The elected North Carolina is in turmoil because of it has sold, on the 13th of February, shares for a value ranging between 628 000 us dollars and 1.7 million dollars, including hotel groups or the tourism industry severely affected by the containment measures being taken to stem the pandemic.
The same day, his brother-in-law had him sold for $ 280,000 of the shares, was reported last week the site ProPublica.
However, at this date, the republican chairman Donald Trump minimized the risks of the COVID-19 for the United States. “This is like a seasonal flu”, “this is going to go away”, “stay calm”, he hammered home throughout the month of February.
On the 17th of February, four days after the sale of its shares, Richard Burr himself wrote on the website of Fox News that the u.s. government was “better prepared than ever” to deal with the crisis.
Senator, thanks to his position within the Intelligence committee, had access for several weeks to the warnings of the health authorities, which feeds the suspicions against him, but also accusations of double-talk.

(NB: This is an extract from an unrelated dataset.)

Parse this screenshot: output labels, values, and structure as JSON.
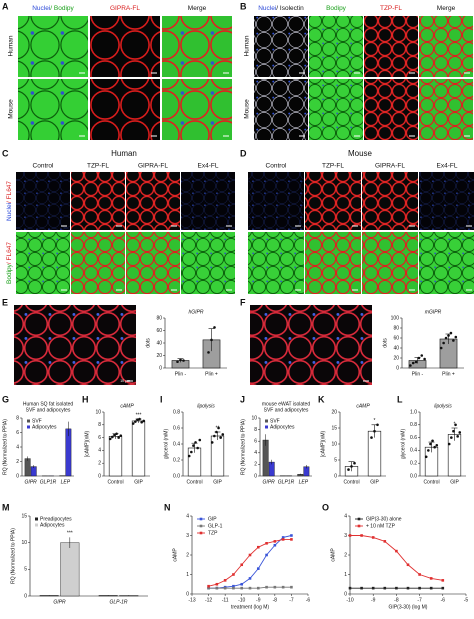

On the 27th February, had during a private meeting with wealthy donors, showed that he understood the gravity of the situation: “it probably looks like the pandemic of 1918 “, he said, in reference to the Spanish flu which killed tens of millions of people in the world.

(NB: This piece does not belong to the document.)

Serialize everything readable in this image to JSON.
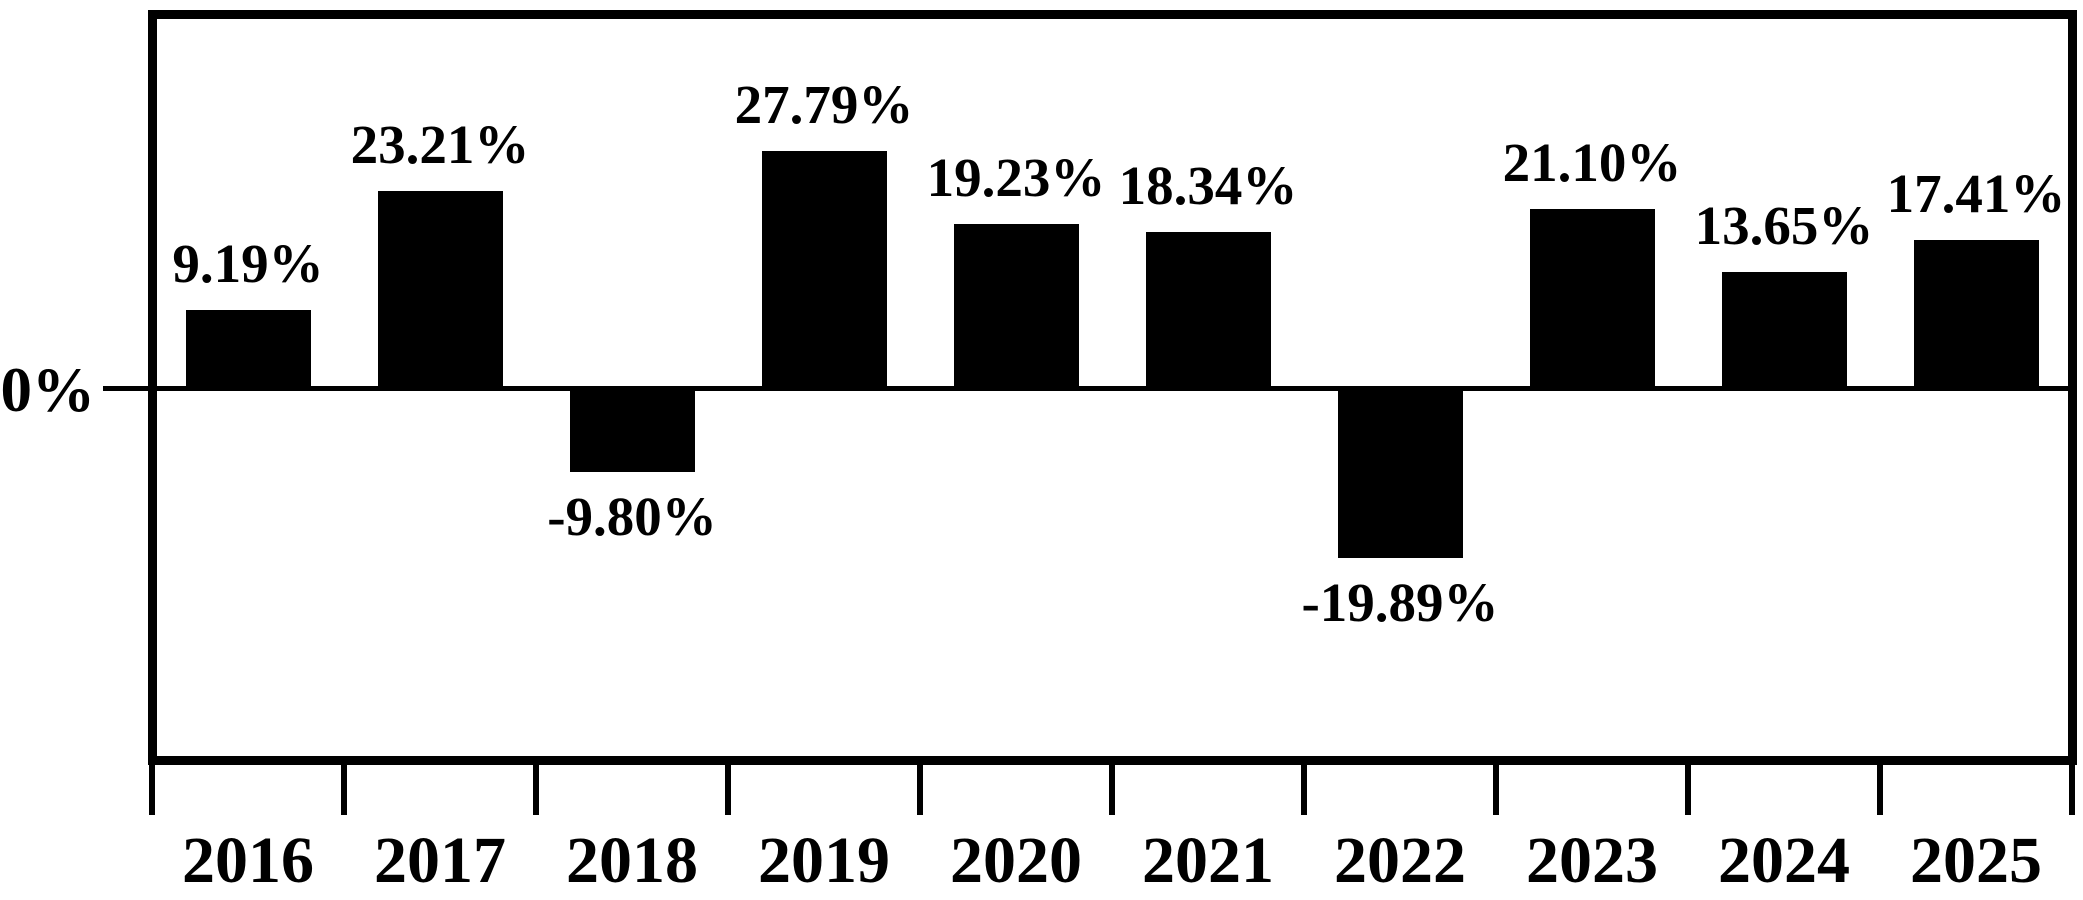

At the end of march, when the deal had been made public, he had denied any wrongdoing. “My decision to sell shares was based solely on public information,” he said in a press release, stating, having himself asked the ethics commission of the Senate to investigate.
In addition to Mr. Burr, three other elected officials have sold shares just before the crisis broke out: the republicans Kelly Loeffler and James Inhofe, as well as the democrat Dianne Feinstein.
But, according to the New York Times, Richard Burr, is the only one to have admitted to having initiated him-even sales and their link with the crisis of COVID-19.
To this day, the new coronavirus has infected nearly 1.4 million Americans, killing more than 84 000 of them and left markets in the red.